Analysis of realistic and empirical multipole interactions for shell-model calculations

TL;DR

This paper analyzes the multipole components of realistic and empirically-corrected nucleon-nucleon interactions in shell-model calculations, emphasizing the role of different force components and their medium renormalization.

Contribution

It provides a detailed analysis of the multipole parts of NN interactions, highlighting the dominance of the central component and the effects of medium renormalization, which was less explored in previous studies.

Findings

Central component dominates the leading multipoles.

Tensor and spin-orbit contributions are analyzed for their roles.
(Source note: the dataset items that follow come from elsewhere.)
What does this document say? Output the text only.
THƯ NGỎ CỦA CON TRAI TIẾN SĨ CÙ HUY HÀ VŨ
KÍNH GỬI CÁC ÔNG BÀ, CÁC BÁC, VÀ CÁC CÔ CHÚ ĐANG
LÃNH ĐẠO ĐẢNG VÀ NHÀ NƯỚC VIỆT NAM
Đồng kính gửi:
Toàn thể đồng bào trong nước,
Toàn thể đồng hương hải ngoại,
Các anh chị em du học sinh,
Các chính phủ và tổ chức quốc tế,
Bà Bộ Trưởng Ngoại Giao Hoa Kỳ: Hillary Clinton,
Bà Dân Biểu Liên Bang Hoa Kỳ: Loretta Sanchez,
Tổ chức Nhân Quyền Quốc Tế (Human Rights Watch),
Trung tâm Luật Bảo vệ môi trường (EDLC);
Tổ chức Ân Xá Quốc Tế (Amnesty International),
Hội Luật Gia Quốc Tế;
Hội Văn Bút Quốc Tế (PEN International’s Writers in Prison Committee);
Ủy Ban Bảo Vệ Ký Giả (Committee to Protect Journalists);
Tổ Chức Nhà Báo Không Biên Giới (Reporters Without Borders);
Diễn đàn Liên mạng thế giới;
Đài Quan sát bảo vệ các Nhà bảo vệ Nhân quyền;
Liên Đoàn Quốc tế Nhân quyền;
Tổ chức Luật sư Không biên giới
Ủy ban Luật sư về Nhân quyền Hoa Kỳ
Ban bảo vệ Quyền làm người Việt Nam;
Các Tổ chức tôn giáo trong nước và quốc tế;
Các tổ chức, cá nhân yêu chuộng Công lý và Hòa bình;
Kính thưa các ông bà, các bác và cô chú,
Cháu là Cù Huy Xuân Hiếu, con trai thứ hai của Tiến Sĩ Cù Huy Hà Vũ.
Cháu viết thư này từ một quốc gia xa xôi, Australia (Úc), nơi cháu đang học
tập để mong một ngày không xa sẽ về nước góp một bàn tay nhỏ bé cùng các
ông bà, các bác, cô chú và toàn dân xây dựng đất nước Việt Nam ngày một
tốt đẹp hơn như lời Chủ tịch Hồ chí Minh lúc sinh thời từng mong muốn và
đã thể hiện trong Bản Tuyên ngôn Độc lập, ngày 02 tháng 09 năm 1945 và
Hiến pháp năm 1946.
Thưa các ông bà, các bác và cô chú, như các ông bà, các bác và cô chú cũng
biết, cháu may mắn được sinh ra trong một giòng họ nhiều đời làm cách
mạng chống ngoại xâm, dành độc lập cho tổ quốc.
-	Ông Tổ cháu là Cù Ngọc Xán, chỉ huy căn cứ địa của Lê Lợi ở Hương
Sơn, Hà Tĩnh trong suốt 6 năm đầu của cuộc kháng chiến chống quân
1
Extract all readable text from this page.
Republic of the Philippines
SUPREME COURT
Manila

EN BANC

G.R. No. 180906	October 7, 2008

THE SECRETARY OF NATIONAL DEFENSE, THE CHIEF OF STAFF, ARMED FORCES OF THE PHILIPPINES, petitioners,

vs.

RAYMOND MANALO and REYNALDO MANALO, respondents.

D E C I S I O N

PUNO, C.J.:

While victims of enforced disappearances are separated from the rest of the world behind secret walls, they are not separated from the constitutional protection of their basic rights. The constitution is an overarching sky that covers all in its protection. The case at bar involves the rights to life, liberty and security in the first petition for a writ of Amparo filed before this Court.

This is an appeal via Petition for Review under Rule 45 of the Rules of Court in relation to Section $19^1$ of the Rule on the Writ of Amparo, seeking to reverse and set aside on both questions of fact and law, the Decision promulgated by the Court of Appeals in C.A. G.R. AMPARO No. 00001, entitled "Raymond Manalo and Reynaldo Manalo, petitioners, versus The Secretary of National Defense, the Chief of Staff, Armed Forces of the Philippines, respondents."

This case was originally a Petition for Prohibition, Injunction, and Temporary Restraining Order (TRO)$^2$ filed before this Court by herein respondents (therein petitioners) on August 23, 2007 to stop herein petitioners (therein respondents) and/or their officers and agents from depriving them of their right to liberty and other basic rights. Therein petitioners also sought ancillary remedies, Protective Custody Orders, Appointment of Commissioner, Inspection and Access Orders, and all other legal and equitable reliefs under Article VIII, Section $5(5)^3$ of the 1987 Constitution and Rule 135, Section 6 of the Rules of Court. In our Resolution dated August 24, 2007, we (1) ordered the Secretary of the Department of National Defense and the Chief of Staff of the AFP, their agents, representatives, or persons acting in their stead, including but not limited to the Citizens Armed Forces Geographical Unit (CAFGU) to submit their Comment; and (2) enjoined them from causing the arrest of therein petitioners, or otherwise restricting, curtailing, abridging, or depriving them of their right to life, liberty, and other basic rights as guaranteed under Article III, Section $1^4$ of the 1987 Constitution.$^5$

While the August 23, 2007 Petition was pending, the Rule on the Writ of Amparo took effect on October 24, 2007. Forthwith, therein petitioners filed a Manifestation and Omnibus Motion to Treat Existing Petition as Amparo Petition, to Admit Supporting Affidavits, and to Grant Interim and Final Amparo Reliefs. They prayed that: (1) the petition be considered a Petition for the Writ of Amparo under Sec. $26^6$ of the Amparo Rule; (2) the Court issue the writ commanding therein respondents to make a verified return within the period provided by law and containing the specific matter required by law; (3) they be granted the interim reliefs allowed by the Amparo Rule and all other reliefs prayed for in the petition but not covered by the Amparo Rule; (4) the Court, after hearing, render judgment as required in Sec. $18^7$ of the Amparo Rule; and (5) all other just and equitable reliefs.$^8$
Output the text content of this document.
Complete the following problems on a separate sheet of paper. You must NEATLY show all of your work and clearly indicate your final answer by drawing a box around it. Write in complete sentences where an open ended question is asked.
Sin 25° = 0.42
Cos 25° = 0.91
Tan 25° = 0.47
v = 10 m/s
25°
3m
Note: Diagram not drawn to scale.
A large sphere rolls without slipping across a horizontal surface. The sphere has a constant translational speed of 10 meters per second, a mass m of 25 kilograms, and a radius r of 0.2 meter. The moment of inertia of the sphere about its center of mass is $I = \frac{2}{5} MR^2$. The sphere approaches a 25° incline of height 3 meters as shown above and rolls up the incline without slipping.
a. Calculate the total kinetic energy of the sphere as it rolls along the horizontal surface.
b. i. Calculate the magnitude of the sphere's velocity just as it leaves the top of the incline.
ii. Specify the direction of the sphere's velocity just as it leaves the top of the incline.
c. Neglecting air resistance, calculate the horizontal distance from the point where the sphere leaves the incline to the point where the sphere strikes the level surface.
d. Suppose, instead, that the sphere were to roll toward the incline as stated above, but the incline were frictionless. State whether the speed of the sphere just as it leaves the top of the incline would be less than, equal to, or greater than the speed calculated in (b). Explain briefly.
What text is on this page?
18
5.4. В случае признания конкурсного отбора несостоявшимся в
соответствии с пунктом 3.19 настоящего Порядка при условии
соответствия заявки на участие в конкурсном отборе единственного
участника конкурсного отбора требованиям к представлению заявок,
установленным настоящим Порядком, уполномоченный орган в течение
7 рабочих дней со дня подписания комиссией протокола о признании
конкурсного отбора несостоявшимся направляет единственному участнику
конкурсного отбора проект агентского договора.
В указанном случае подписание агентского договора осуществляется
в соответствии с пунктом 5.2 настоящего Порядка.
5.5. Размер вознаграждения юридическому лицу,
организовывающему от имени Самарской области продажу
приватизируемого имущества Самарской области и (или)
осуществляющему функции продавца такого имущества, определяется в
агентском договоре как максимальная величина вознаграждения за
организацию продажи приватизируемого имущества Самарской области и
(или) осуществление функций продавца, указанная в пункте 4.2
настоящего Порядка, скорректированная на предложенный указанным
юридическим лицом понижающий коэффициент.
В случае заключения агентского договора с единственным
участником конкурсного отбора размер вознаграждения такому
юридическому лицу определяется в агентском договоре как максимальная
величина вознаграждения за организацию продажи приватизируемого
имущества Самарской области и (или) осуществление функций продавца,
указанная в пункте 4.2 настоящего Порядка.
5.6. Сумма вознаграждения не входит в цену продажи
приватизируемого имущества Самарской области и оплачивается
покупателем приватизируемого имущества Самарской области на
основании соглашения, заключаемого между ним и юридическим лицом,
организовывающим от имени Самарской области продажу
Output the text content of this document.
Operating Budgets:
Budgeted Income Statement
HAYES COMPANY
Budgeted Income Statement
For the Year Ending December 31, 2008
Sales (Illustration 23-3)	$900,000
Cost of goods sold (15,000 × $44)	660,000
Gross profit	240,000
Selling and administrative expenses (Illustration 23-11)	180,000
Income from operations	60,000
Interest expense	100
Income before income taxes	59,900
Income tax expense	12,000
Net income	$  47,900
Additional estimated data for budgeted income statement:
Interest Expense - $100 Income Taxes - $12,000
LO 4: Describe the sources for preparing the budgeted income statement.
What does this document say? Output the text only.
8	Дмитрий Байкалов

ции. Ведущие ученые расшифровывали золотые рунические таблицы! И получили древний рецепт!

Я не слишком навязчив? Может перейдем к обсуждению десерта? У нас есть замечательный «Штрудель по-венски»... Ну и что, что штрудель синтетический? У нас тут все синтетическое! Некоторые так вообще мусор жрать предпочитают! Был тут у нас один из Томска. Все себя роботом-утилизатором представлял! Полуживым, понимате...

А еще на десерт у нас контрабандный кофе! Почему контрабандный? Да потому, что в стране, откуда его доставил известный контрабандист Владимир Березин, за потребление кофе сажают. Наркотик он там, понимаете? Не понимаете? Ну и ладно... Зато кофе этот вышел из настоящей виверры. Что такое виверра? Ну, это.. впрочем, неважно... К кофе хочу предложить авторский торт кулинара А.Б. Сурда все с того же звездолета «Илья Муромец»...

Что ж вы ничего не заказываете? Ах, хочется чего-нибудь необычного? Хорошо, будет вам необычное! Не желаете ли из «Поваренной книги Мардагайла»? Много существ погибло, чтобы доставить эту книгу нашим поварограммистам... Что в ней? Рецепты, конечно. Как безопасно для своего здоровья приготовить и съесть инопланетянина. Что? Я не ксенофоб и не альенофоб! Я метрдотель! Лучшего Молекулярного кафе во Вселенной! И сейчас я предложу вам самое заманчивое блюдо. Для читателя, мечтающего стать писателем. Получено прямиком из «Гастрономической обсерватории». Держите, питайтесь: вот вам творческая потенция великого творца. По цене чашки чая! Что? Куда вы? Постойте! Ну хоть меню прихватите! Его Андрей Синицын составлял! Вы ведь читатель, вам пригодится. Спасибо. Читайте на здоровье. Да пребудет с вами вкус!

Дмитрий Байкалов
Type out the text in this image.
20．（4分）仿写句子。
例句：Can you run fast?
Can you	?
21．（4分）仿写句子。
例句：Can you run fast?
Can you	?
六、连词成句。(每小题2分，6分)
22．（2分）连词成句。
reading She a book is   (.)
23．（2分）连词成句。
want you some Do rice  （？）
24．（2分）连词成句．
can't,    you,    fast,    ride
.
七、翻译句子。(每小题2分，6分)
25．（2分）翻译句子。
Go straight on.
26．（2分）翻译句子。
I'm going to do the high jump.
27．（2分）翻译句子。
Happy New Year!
Renormalization effects depend on the interaction's cutoff and convergence.

Abstract

We perform analysis of realistic nucleon-nucleon interactions, as well as of empirically-corrected interactions, fitted to reproduce in detail the spectroscopic data in p and sd shells. We focus on the multipole part of the interactions, contrary to previous studies of that type which focused on monopole parts. We analyze how the different parts of the NN force (tensor, spin-orbit and central) contribute to the leading multipoles of the interaction and how do they renormalize in medium. We show that the leading coherent terms of the realistic and effective interactions are dominated by the central component as expected from their schematic operator structure. Convergence and cutoff dependence of multipole Hamiltonians is also discussed.